A few weeks before Iza bore into my side, my younger sister went to a Friday the 13th flash tattoo event and left with the number “13” in an infinity sign stamped on her upper thigh. But of course, she never told our parents. So I shouldered my oldest-child duty and flashed my ribcage at the dinner table. When my mom texted our dad, “Mira got a tattoo,” he begrudgingly wrote back, “Ugh. Ok.”

Above Alyssa’s head and scattered about my feet are purple stenciled designs that span two or three pages, cut and pasted together to form large arcs of ink. They’re the tattoos of Iza’s friends’ “wildest dreams,” part of her design thesis that focuses on body reclamation and the stigma surrounding tattoos in Chinese culture.
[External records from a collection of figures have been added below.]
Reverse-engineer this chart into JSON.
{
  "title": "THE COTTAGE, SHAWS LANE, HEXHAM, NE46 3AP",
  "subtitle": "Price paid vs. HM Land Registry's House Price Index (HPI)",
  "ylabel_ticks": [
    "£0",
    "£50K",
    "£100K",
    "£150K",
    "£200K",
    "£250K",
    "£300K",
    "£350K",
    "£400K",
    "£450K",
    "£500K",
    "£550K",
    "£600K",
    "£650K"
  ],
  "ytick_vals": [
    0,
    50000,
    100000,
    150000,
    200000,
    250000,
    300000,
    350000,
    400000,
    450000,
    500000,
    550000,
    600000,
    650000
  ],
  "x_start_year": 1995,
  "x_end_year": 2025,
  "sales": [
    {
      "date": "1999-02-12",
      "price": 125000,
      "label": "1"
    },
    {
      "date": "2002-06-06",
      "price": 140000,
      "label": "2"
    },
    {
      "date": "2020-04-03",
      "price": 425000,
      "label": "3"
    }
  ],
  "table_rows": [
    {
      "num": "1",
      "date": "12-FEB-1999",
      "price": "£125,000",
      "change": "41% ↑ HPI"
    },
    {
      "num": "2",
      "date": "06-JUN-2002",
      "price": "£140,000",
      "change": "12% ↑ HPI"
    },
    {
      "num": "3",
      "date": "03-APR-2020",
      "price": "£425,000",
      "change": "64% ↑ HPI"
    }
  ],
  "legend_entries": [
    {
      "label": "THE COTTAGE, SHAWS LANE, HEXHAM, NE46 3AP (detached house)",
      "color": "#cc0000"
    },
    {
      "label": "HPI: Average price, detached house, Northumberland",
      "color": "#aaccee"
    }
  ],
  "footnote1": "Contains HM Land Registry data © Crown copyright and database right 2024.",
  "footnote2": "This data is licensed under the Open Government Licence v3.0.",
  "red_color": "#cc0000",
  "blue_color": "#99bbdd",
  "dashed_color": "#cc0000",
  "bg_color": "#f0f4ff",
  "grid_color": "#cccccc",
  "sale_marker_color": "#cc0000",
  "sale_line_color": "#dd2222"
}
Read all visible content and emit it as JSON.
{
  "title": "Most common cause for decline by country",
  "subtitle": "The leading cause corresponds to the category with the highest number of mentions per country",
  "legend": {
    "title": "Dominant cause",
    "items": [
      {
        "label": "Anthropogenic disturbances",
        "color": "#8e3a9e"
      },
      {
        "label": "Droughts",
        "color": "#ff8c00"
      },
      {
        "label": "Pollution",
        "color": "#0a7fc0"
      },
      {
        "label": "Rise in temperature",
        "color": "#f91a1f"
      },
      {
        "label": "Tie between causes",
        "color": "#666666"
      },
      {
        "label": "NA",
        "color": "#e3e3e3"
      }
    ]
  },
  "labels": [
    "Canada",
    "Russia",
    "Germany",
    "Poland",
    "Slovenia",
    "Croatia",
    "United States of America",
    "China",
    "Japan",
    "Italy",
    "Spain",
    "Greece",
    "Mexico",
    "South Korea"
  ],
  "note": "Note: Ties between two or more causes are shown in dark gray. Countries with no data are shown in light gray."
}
“I’m designing tattoos for them with no limit, whatever they want, stenciling it on them, and photographing them in a space that they feel most comfortable, most intimate, most private. Most of them are in their bedrooms.”

She rifles through a stack of papers on the floor next to the cutout stencils, spreading a set of saturated scenes: blacks and reds and satins and lace and violet ink silhouetted against pale skin and bone. Iza’s thesis is an ode to her identity, her history, her hands.

In the last photograph, Iza and Alyssa fix their eyes on their reflections in a mirror. Twin tigers consume their calf and bicep.

When Alyssa finishes dotting an untouched area of faux skin, she flexes her grip on the pen and turns to me. “Would you like to try?”

The pen is somehow bulky and light at once—the large grip tapers into a nearly invisible point. I dip the pen into the ink cap, watching the tip guzzle dark solution. Alyssa dabs some Vaseline from the side of her gloved hand onto the rubber skin. I press a button at the corner of Iza’s desk to turn the machine on, and it quivers in my hand like a heartbeat. Stretch skin with fingers, mark in strong, straight lines pointing towards myself. Quicker and more shallow to shade. It’s not unlike writing with a pen, but my output is glistening black and utterly volatile—my strokes collide and blur together.

Iza says the first step of being a good tattoo artist is being a good artist. The rest comes later. It’s easy for her to say—Iza’s a talented artist, but she’s also a risk-taker, a conversationalist, a skater, an unabashed fan of Lana del Rey. She’s in with the group of grad students who keep returning to sit around her room for new ink. The residents of the University City Townhomes come to her for matching tattoos to commemorate their shared struggle. An English major in her art history class asks her to engrave a caryatid, a column form they learned about in the first week together, into her ribcage, then asks if she can write about it. And with a sharp eye and steady hand, Iza stitches together the hundreds of bodies that go to work, class, the library, Trader Joe’s, church, Clark Park, and their homes with her art living and breathing underneath their skin.